Ocorrem fibrose no miocárdio e intensa denervação 
neuronal no plexo mioentérico. Também podem ocorrer 
cardiomegalia, dilatação e hipertrofia das câmaras, 
aneurismas e tromboses apicais, insuficiência mitral e 
tricúspide. Na forma digestiva, em consequência da 
destruição neuronal, ocorre dilatação do esôfago 
(megaesôfago) e/ou dilatação (megacolo) e alongamento 
(dolicolo) do colo. 
QUADRO CLÍNICO 
O período de incubação desde a infecção até os primeiros 
sinais e sintomas varia de acordo com a via de transmissão: 
• Transmissão vetorial: 5 a22 dias, mais 6 a 10 dias 
• Transmissão transfusional: de 20 a 30 dias 
• Transmissão vertical: transmitida em qualquer período 
da gestação, leite é raro 
• Transmissão oral: de 3 a 22 dias 
• Transmissão acidental: até 20 dias após exposição. 
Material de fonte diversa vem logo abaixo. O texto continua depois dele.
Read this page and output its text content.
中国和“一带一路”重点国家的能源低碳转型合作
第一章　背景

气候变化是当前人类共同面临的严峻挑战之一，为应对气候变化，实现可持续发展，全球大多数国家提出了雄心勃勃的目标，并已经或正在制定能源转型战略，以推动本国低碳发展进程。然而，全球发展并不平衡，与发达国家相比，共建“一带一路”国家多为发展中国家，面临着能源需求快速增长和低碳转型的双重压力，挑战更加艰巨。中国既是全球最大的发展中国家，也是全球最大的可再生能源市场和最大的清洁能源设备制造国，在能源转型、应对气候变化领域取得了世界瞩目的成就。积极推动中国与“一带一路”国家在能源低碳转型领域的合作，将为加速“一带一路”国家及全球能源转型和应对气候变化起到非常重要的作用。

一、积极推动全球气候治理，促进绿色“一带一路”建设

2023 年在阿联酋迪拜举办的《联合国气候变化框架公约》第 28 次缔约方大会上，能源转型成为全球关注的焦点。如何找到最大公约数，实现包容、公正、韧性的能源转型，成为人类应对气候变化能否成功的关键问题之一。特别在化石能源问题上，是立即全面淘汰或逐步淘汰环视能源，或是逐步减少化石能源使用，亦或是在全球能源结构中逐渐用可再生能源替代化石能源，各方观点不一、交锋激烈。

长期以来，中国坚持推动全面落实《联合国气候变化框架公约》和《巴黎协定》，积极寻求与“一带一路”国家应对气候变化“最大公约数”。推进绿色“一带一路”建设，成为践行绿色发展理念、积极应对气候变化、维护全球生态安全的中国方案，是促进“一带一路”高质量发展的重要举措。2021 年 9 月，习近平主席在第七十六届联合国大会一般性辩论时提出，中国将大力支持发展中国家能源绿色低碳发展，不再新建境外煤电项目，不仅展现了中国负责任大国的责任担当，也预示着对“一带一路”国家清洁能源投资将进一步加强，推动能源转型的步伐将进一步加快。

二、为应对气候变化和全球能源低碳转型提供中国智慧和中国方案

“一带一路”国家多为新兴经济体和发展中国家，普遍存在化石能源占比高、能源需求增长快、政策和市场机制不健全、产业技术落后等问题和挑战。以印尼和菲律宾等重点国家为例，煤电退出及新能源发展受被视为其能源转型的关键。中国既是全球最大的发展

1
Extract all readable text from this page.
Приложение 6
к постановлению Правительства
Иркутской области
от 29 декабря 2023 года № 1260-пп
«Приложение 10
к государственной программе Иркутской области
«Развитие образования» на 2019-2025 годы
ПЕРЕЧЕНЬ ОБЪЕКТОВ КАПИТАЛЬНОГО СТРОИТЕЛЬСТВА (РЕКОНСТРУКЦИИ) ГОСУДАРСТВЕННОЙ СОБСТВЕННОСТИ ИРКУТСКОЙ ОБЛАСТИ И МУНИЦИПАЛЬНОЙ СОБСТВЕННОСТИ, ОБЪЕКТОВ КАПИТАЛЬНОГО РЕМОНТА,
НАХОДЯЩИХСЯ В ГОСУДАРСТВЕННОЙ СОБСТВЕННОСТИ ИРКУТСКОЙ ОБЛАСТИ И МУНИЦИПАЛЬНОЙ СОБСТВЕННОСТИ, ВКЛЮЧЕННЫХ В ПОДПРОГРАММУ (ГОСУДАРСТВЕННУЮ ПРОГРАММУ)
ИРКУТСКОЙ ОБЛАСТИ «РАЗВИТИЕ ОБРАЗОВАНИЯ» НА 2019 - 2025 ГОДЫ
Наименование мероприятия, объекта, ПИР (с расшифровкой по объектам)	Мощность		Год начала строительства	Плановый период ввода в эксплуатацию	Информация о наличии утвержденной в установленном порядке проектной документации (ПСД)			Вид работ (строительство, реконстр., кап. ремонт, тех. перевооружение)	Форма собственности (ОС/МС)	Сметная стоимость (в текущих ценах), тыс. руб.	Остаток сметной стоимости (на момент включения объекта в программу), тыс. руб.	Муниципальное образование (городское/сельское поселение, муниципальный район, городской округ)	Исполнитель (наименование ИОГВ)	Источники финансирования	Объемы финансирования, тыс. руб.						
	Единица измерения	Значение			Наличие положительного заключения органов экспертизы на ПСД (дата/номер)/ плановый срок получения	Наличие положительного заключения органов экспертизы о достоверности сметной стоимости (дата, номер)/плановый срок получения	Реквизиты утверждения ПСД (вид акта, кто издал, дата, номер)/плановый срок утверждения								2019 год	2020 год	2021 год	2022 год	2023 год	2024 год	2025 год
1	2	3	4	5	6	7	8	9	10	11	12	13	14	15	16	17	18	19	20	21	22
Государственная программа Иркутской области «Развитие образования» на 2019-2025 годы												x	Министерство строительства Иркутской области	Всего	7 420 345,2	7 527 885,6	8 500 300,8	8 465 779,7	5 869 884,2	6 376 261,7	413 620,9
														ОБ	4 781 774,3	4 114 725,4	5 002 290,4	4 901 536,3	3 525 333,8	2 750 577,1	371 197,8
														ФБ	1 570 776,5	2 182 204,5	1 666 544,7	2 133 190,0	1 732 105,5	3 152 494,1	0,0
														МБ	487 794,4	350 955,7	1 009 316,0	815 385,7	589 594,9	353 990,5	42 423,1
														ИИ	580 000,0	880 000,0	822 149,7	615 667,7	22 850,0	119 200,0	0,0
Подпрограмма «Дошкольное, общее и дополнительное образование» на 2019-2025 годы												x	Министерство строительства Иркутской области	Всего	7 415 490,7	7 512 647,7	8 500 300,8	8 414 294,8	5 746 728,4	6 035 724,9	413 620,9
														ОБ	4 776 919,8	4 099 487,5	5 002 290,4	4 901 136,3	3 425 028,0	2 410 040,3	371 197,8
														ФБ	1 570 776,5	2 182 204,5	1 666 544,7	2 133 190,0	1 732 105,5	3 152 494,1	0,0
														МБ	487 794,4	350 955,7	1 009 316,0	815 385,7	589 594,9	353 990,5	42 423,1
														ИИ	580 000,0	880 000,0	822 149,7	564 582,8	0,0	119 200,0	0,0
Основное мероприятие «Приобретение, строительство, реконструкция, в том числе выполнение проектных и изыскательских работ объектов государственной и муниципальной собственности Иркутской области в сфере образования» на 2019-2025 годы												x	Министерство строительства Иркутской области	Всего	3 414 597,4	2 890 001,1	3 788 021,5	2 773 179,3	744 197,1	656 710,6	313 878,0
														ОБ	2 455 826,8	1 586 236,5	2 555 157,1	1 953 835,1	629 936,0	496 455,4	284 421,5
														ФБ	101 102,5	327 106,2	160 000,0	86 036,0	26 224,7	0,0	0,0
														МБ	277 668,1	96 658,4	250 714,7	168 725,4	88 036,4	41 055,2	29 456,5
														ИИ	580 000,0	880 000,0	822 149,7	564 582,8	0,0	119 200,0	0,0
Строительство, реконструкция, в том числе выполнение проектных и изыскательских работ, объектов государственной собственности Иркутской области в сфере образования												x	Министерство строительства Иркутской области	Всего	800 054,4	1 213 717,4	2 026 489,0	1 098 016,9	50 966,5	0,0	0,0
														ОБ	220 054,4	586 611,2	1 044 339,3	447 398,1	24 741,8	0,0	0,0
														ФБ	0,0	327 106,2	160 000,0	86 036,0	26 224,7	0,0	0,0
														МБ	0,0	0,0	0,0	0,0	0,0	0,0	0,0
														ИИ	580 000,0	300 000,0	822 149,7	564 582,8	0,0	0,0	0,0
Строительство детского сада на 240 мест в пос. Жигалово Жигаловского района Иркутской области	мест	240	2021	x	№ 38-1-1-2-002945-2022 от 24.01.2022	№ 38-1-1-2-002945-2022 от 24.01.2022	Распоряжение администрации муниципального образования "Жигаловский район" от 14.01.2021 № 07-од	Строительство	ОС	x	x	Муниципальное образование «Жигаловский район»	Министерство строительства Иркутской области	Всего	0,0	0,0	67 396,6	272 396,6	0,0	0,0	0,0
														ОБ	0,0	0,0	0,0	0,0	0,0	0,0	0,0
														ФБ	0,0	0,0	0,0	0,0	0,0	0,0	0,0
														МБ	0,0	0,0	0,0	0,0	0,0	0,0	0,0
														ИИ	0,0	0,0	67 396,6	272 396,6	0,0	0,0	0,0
Os indivíduos com infecção por T. cruzi podem apresentar o 
parasito no sangue, nos tecidos e órgãos por toda a vida, mas 
a parasitemia é mais elevada na fase aguda ou em fase de 
reativação da doença. 
FASE AGUDA A parasitemia dura de 1 a 3 meses e diminui 
espontaneamente com o aparecimento de anticorpos, 
independentemente de terapêutica antiparasitária. Na 
maior parte dos pacientes, a fase aguda pode ser 
oligossintomática, com desaparecimento dos sintomas após 
4 a 12 semanas, mas pode apresentar grave 
comprometimento miocárdico, meningoencefálico ou 
sistêmico (hepatoesplenomegalia, comprometimento do 
tubo digestivo) em neonatos, lactentes e pacientes idosos ou 
imunodeprimidos. A letalidade é de 5 a 10% em indivíduos 
sem imunodepressão conhecida; em imunodeprimidos, a 
letalidade pode atingir 100%, na ausência de tratamento 
precoce. 
Os chagomas de inoculação constituem a porta de entrada 
do parasito e são observados em cerca de 50% dos pacientes 
que adquiriram a infecção por vetor. O mais conhecido é o 
sinal de Romaña (edema indolor unilateral nas pálpebras 
superior e inferior, de cor róseo-violácea, acompanhado de 
hiperemia e congestão conjuntival), podendo também 
manifestar-se como lesão infiltrativa em rosto, tronco ou 
membros superiores e inferiores, acompanhada de 
aumento de linfonodos satélites. Esse edema tem sido 
atribuído a reações de hipersensibilidade à saliva do 
triatomíneo. Na transmissão por via transfusional, não são 
conhecidos sinais de porta de entrada, e na transmissão VO, 
hemorragias digestivas têm sido registradas como lesões de 
porta de entrada dos parasitos. 
➢ Síndrome febril com adenomegalia, hepato e 
esplenomegalia, exantema cutâneo e edema não 
inflamatório. síndrome similar à mononucleose 
infecciosa sem faringite, com adenomegalia regional, 
cervical e generalizada. O exantema pode ser variável, 
com máculas, pápulas, vesículas, petequial, purpúrico, 
ou apresentar características de outros exantemas. 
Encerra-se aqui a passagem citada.